京都大学「ILASセミナー:有人宇宙学実習」実習報告

 2023年8月20日-21日

 有人宇宙学実習が行われ、合計9名の学生が参加しました。この実習は地球上の多様な環境について知り、人類が地球外惑星や宇宙空間で生活するために必要な環境について学ぶことを目的としています。
 
 芦生研究林では、森林環境について学び、森林生態系の維持について必要なことを理解するため、講義および野外実習が行われました。

 1日目に枡上谷にある環境省モニタリングサイト1000の調査プロットへ行き、そこで行われている調査の説明を受けた後に、毎木調査を体験しました。その日の夜は、枡上谷の毎木調査データを使って、炭素蓄積量の推定を行いました。

 2日目は集水域全体を防鹿柵で囲った試験地を見学し、シカの過採食に起因する森林生態系の機能や生物相の変化について学びました。

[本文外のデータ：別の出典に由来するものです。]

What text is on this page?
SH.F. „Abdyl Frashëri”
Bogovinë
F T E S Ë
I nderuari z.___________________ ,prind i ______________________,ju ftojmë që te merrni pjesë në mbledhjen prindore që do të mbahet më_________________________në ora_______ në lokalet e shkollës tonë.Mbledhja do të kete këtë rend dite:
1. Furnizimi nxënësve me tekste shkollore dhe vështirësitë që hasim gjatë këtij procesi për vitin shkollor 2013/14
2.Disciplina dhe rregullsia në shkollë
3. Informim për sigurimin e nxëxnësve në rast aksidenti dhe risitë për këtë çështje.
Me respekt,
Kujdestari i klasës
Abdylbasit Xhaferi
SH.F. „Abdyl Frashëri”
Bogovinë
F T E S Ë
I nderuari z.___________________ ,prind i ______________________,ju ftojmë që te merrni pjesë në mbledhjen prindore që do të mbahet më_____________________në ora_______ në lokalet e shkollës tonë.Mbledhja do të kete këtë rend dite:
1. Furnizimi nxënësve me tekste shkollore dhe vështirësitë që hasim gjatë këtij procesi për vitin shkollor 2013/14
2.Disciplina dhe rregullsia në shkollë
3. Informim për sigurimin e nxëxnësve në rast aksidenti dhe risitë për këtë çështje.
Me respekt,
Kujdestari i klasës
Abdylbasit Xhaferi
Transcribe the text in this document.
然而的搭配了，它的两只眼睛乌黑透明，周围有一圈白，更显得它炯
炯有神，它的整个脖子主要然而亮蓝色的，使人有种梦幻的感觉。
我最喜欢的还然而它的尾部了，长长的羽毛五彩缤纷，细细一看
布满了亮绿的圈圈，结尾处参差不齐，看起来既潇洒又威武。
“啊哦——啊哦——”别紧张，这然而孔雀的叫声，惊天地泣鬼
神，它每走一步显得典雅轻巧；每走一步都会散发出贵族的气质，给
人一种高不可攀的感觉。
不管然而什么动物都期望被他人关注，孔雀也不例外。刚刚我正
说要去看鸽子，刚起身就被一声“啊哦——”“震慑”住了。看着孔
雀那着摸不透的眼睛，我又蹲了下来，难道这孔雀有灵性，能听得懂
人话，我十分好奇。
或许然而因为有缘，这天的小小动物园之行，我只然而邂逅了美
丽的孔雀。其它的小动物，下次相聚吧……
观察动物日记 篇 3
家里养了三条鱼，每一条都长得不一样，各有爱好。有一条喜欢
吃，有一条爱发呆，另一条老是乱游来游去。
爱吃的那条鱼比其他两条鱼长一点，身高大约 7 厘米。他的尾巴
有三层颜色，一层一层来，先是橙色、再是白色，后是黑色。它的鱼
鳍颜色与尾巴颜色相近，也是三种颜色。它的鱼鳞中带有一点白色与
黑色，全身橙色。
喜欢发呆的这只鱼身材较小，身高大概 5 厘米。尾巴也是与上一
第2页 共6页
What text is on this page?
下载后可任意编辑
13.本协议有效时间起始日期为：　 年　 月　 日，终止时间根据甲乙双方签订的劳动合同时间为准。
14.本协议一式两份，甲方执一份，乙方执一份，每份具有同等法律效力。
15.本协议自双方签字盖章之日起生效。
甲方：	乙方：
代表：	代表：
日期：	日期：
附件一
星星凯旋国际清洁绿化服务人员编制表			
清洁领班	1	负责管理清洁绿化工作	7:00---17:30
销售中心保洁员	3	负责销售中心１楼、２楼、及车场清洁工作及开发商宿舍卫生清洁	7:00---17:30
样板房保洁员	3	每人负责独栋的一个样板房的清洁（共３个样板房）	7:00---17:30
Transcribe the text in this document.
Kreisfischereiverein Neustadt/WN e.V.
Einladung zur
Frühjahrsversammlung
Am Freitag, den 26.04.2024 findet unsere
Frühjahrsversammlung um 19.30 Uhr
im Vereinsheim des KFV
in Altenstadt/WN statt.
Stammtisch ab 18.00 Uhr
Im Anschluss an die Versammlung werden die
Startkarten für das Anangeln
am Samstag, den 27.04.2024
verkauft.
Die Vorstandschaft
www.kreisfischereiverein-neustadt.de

例えば、芦生研究林ではシカの過採食が生じるようになって、不嗜好性植物のバイケイソウが増えました。その後、その植食者であるバイケイソウハバチが増えました。こうした見学を通じ、変動、回復力、レジリエンス、代替安定状態など生態系の特性を学びました。
 
 最後に、土井隆雄先生(宇宙飛行士)が「巨大な生命体」と称した大カツラを見学しました。

 学生たちは、森林生態系の巨大な構造や複雑性や生態系としての特性を学び、そうした環境を人工的に作り出すことができるかを議論しました。

 土井先生は人類の進化のなかで宇宙進出を位置づける有人宇宙学を語られ、芦生研究林の教職員も壮大なスケールの視点に学ばせていただきました。